Patients with three SMN2 copies had better motor outcomes after treatment. They were also 3.9 times more likely to achieve free standing and 4.2 times more likely to achieve free walking than patients with two SMN2 copies. Again, having more SMN2 copies was associated with more breathing and nutritional independence.
“The patient’s own production of fully functional SMN protein might play an important role in complementing the effect of [Zolgensma], and also in preventing early loss of motor neurons before [Zolgensma] administration,” the researchers wrote.
The therapy caused 263 adverse events in 123 SMA patients, with 40 events requiring hospitalization. Liver-related side effects were reported in 93 children, and were less likely to occur in children treated before they were 8 months old. All other adverse events, which included elevated heart enzymes, fever, and vomiting, occurred similarly across age groups.
‘Underscores imperative for SMA newborn screening’
“This underscores the imperative for SMA newborn screening, facilitating timely treatment intervention, particularly for children at an increased risk of early disease onset,” the researchers concluded.

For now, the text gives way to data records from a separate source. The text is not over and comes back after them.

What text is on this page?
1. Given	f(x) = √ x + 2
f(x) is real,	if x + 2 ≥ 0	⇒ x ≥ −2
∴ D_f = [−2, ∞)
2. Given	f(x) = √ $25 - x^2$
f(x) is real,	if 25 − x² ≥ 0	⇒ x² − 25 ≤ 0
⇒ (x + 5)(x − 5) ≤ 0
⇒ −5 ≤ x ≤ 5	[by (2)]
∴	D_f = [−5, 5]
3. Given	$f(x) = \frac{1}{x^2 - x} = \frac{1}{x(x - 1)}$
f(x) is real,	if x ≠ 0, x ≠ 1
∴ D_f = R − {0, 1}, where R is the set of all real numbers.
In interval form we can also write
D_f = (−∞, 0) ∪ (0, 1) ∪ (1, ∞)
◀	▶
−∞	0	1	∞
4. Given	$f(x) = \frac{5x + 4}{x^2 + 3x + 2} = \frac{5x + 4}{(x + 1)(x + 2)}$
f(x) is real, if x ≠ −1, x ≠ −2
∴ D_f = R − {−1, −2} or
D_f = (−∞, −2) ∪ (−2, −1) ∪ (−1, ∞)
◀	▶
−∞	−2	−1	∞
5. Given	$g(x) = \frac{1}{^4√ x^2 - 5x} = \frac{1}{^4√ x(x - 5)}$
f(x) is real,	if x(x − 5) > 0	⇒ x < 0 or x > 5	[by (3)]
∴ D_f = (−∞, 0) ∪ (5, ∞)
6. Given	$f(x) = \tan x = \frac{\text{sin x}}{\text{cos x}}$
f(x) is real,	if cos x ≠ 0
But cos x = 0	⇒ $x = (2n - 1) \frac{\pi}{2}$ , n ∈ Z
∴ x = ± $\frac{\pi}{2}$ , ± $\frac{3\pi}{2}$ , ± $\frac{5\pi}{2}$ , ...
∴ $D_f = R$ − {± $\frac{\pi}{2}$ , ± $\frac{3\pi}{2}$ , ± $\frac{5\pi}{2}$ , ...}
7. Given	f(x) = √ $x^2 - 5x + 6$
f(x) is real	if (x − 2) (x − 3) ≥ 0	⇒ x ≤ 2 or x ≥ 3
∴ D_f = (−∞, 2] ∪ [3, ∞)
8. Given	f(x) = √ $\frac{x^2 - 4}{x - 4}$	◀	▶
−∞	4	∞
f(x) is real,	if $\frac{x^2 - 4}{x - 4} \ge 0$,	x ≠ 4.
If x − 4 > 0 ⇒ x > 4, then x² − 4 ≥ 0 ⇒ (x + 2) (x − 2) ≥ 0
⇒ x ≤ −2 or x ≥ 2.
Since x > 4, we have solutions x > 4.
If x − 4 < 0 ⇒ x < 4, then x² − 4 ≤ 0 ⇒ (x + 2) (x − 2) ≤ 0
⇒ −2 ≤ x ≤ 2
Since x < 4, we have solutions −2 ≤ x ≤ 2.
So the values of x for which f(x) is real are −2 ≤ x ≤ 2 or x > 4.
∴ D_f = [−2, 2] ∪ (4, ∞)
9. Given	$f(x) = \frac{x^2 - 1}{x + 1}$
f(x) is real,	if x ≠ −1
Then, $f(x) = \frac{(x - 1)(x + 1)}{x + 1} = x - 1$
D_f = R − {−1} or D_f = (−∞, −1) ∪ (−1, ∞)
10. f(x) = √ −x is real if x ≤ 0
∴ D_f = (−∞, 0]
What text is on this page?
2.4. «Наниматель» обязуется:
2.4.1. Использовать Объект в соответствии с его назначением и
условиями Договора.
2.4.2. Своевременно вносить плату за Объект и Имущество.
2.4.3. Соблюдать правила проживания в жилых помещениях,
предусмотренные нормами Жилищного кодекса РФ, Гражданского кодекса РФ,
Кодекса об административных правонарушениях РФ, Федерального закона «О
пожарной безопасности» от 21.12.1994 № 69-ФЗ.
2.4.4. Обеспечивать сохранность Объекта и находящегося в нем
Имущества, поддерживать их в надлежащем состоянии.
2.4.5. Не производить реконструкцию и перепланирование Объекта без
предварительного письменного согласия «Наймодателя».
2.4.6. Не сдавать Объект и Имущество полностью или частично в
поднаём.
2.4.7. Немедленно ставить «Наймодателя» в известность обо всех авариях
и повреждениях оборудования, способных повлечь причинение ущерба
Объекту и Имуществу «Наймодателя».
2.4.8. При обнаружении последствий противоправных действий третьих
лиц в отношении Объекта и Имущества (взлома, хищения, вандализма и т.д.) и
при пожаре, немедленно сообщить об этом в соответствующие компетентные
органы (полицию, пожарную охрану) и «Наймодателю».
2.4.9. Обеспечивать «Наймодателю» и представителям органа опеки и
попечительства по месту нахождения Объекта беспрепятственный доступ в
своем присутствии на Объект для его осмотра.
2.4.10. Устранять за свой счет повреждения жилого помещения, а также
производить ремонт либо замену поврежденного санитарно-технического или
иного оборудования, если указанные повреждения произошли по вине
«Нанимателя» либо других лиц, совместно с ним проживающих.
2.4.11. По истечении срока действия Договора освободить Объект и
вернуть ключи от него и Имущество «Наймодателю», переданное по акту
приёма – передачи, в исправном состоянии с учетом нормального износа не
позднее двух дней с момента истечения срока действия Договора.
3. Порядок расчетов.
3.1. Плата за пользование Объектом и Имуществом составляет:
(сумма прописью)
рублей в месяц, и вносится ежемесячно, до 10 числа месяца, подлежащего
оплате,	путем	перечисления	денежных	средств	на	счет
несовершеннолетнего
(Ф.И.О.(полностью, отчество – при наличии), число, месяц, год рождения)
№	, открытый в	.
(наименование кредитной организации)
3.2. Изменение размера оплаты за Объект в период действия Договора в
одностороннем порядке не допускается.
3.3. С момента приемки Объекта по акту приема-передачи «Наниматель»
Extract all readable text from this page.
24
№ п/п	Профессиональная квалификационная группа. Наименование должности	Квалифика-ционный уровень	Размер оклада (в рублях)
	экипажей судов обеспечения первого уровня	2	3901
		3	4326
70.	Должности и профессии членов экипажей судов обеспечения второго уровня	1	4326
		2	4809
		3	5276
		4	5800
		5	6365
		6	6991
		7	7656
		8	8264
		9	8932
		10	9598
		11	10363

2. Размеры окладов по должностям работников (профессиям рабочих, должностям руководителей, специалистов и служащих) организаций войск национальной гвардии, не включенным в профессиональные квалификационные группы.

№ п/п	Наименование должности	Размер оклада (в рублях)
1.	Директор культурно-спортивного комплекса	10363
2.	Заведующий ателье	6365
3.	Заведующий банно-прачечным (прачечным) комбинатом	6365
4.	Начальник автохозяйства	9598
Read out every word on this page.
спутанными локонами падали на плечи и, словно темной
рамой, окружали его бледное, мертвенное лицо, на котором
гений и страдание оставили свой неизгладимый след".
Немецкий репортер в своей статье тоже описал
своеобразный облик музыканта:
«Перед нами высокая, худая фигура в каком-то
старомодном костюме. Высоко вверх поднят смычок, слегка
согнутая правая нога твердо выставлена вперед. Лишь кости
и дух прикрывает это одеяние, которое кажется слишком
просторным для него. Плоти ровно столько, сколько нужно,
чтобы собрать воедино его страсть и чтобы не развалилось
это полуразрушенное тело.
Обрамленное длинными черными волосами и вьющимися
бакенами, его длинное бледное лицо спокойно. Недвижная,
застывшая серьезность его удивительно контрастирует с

In a comment published in the same journal, Laurent Servais, MD, PhD, a professor at the University of Oxford, in the U.K., and the University of Liège, in Belgium, said the study group was large and “well-followed and documented, making it an invaluable source of information for understanding the effects of treatments in SMA.” Also, it “gathers data on populations not represented in industry-funded trials, such as patients up to 90 months old [7.5 years] at the time of treatment.”
Still, more data collected over longer periods are needed to help compare existing disease-modifying treatments.
“And finally, what have we learned from the spinal muscular atrophy journey that could be helpful for future conditions like Duchenne muscular dystrophy or Angelman syndrome…?” Servais wrote.